Early Skin Cancer Detection Using the SLICE-3D Dataset: A Transfer Learning Model and DCGAN Approach to Address Data Imbalance
Published Online: Sep 25, 2025
Page range: 39 - 53
Received: Mar 27, 2025
Accepted: Jul 04, 2025
DOI: https://doi.org/10.2478/cait-2025-0021
Keywords
© 2025 Youssera Z. Mecifi et al., published by Sciendo
This work is licensed under the Creative Commons Attribution-NonCommercial-NoDerivatives 4.0 International License.

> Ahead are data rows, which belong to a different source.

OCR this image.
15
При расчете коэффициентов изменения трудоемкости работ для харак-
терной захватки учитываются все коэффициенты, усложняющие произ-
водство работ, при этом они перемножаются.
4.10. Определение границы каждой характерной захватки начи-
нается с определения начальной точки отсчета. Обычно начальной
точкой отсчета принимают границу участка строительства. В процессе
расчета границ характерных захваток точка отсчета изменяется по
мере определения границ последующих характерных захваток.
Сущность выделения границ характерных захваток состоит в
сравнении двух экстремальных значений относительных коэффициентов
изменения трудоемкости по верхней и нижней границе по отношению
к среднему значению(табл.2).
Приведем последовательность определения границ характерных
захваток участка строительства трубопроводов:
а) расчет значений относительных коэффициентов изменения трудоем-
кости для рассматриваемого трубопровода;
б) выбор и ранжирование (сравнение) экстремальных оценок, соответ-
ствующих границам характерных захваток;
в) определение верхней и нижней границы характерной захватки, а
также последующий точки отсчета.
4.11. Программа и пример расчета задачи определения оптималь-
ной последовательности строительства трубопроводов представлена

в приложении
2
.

Early detection of skin cancer is crucial for improving patient outcomes, as the disease progresses rapidly when left untreated. Recent advancements in artificial intelligence have revolutionized the field of early detection, giving clinicians more accurate and efficient diagnostic tools. In this paper, two convolutional neural network-based classifiers using transfer learning are proposed to improve early skin cancer detection. These models were trained and tested on the novel ISIC-2024 dataset. To mitigate the class imbalance in this Dataset, a Generative Adversarial Network (DCGAN) is adopted to synthesize malignant samples. Additionally, the pre-trained VGG-16 and MobileNetV2 models were fine-tuned to improve feature learning and classification performance. Our MobileNetV2-based model outperformed the VGG16-based model, achieving an accuracy of 96.87%, a precision of 98.97%, and a recall of 94.7%. These results highlight the impact of deep learning in early skin cancer detection, and most importantly, they lead to better patient outcomes.